Re: Some issues with the IRI document [e9notutf8-05] from Paul Hoffman / IMC on 2003-04-16 (public-iri@w3.org from April 2003)

From: Paul Hoffman / IMC <phoffman@imc.org>
Date: Tue, 15 Apr 2003 19:48:05 -0700
To: public-iri@w3.org
Message-Id: <p0521063cbac274df5fe1@[142.131.246.132]>

>The text in that paragraph read
>
>    For example, for a document with a URI of
>    http://www.example.org/r%C3%A9sum%C3%A9.html, it is possible to
>    construct a corresponding IRI (in XML notation, see Section 1.4):
>    http://www.example.org/r&#xe9;sum&#xe9;.html (&#xe9; stands for the
>    e-acute character, and is the UTF-8 encoded and escaped
>    representation of that character).  On the other hand, for a document
>    with an URI of http://www.example.org/r%E9sum%E9.html, the escaped
>    octets cannot be converted to actual characters in an IRI, because
>    the escaping is based on iso-8859-1 rather than UTF-8.
>
>The text in parentheses should have read:
>
>    (&#xe9; stands for the e-acute character, and %C3%A9 is the UTF-8
>    encoded and escaped representation of that character)
>
>I have fixed that in my internal copy. Do you think that this change
>helps you to understand the paragraph better?

Only a little. It still makes me think that you are talking about an encoding.

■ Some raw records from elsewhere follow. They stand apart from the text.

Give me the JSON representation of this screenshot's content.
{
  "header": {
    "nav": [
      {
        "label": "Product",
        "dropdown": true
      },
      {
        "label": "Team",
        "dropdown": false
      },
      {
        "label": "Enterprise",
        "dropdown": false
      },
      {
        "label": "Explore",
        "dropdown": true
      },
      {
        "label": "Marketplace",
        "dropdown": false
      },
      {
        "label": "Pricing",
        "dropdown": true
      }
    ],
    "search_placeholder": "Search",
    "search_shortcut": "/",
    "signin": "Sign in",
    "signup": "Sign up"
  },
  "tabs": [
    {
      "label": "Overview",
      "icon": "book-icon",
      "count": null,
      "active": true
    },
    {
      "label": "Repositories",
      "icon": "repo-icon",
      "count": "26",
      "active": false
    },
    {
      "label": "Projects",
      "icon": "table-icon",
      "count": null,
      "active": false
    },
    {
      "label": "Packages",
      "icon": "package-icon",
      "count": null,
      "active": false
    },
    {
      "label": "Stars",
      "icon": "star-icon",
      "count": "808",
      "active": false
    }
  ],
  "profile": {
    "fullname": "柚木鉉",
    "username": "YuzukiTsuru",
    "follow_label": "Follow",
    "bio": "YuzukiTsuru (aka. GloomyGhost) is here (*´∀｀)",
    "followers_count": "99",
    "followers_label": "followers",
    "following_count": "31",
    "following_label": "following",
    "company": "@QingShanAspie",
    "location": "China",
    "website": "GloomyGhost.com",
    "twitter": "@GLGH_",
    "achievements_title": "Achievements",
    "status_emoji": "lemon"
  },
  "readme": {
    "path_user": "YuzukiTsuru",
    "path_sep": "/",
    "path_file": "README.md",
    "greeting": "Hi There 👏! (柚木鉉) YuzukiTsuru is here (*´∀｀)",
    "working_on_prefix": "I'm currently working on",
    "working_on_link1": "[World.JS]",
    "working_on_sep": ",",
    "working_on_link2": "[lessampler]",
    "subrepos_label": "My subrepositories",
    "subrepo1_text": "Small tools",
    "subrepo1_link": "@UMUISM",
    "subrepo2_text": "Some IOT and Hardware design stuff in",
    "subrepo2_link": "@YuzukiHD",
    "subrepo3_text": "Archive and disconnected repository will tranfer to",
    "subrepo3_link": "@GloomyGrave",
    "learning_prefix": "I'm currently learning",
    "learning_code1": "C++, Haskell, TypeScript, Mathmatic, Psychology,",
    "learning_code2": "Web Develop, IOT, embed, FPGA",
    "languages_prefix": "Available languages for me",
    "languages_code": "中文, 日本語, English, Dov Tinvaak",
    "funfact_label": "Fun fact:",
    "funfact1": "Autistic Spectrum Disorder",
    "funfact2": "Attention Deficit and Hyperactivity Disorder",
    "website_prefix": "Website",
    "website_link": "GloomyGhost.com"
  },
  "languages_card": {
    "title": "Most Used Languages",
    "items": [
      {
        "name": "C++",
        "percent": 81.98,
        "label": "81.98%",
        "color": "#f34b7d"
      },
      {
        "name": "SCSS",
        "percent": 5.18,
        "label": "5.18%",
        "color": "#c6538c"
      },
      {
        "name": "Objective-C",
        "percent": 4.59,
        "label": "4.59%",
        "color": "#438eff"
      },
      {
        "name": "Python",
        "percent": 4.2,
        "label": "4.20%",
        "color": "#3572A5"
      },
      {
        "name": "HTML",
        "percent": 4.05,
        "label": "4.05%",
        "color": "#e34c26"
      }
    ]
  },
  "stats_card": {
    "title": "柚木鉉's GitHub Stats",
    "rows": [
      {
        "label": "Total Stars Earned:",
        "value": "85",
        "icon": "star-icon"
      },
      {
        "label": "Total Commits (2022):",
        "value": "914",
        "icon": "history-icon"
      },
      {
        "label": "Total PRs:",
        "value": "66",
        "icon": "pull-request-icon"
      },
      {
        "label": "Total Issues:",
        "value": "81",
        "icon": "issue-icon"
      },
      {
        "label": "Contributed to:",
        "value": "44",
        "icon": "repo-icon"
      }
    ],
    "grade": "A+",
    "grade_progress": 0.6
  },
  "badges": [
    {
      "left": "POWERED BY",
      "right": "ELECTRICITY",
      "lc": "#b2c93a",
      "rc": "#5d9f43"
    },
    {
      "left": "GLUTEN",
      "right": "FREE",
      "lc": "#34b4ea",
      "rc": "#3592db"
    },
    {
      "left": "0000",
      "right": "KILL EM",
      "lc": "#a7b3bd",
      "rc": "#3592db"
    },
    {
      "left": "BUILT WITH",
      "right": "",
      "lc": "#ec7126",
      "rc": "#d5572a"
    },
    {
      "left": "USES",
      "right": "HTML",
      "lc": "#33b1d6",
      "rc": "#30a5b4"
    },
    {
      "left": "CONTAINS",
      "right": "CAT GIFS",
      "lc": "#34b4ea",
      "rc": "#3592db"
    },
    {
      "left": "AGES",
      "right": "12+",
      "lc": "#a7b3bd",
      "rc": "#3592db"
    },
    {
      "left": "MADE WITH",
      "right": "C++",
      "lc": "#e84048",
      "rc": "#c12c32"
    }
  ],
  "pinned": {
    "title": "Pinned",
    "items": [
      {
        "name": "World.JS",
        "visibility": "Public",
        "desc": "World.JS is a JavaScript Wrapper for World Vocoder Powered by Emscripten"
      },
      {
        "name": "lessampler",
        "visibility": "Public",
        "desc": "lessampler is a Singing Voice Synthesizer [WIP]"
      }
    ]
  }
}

Look at the paragraph that precedes this one:
     In cases and for pieces where an encoding other than UTF-8 is used,
     and for raw binary data encoded in URIs (see [RFC2397]), the octets
     have to be %-escaped.  In these situations, the ability of IRIs to
     directly represent a wide character repertoire cannot be used.
How do you know the encoding of the URI? How can you tell if it is 
UTF-8 (and therefore convertible to an IRI) or something else?

Asked another way, if I'm writing an IRI converter, how do I know 
that this is OK:
    http://www.example.org/r%C3%A9sum%C3%A9.html
But this isn't:
    http://www.example.org/r%E9sum%E9.html
Is is simply because the second one fails a UTF8-decode test? What 
about characters from other encondings that have values that are the 
same as valid UTF8 values?

--Paul Hoffman, Director
--Internet Mail Consortium

Received on Tuesday, 15 April 2003 22:48:20 UTC